The Harvard Knitting Project

Wednesday, December 06, 2006

warning: extreme valley-speak and dorkitude!

So I was, like, sitting in philosophy tutorial? and we were, like, talking about memory and stuff? I mean, the fundamental problem is, like, that it's impossible to hold up the memory-image to the original sensation which is (supposedly) being remembered so as to, like, compare them, y'know?

And I was knitting the second Dadsock, because Sean Kelly* is, like, totally the man and stuff, and doesn't mind (apparently) me knitting in tutorial on his big comfy couch while I drink rooibos tea out of my bitchin' Harvard Women's Center mug and talk Russell. And I was thinking... remember when I had all those issues with the color pattern? (It didn't stop with Heidegger, by the way)

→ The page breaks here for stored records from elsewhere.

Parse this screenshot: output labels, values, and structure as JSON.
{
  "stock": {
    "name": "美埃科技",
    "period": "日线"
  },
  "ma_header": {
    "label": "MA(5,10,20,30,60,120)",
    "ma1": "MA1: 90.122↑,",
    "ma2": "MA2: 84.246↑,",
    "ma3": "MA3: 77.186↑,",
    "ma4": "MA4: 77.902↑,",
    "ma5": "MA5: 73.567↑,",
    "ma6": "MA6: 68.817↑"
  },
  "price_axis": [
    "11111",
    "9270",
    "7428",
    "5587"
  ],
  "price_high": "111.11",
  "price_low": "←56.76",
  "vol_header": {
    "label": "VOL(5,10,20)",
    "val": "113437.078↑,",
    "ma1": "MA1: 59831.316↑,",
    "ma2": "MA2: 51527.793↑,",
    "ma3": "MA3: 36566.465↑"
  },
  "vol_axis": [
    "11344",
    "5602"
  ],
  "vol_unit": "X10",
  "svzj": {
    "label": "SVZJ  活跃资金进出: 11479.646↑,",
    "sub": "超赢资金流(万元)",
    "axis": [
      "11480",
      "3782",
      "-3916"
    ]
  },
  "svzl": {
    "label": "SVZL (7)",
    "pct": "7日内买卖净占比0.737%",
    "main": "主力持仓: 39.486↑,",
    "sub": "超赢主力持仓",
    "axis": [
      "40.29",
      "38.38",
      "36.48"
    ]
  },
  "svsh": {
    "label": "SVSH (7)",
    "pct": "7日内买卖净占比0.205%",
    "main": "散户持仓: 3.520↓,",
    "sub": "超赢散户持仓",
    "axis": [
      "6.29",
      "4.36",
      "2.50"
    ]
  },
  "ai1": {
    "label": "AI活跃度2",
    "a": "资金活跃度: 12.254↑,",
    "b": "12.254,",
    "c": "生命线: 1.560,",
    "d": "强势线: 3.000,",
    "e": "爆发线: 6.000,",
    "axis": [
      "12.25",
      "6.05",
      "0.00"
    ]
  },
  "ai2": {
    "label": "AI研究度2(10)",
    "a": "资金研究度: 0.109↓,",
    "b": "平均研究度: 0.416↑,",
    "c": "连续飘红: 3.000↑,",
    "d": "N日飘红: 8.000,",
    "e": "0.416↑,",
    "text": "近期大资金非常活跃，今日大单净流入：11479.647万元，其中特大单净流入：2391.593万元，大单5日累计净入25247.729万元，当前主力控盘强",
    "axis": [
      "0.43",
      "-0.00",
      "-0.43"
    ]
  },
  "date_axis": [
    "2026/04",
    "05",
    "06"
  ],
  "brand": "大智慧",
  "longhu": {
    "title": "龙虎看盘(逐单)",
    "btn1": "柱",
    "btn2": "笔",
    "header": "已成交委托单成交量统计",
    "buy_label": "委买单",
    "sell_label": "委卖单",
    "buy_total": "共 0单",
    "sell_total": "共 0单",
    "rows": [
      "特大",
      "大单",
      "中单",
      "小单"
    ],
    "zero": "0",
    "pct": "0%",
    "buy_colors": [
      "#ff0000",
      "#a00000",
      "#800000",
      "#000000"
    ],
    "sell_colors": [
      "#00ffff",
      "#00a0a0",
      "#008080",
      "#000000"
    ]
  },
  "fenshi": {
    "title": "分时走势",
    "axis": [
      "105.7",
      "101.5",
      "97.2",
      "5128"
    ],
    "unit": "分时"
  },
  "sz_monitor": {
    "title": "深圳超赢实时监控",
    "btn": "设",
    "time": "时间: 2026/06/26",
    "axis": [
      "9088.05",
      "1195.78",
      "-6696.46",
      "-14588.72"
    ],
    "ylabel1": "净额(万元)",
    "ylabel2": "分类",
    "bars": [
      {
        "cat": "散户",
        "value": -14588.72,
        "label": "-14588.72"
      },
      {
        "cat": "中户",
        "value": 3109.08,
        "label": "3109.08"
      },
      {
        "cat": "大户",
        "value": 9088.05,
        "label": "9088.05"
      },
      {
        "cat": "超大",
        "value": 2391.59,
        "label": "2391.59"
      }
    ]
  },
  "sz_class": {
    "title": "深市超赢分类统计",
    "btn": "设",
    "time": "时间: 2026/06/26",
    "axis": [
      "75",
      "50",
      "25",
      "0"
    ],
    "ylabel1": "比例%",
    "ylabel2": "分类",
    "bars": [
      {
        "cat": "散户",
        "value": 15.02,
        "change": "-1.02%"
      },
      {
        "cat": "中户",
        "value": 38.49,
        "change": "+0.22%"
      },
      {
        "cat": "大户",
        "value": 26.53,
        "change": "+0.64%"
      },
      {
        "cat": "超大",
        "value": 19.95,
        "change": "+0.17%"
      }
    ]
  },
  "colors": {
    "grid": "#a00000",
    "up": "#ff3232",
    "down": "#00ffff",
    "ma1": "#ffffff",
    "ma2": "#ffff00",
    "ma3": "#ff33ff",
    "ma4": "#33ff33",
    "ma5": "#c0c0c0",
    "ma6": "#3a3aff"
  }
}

Well, I don't remember fucking up the color pattern, but later I notice that I've fucked it up and sometimes have trouble figuring out how exactly the fuckage worked, but then I, like, rip it out, right? And I re-knit it. Hence, like, so, I've obliterated the fuckup, right? WRONG! There was certainly a fuckup, but I A. have no memory of fucking anything up, and B. have no more yarnly evidence of said fuckup.

So it's, like, totally the same problem, y'know? Philosophy is bitchin'. Rad. Totally.

*This is the Princeton site because Kelly's brand new at harvard and his harvard webpage currently blows. It doesn't have any research or CV or anything on it, just a little bio. Plus I love the dorky photo!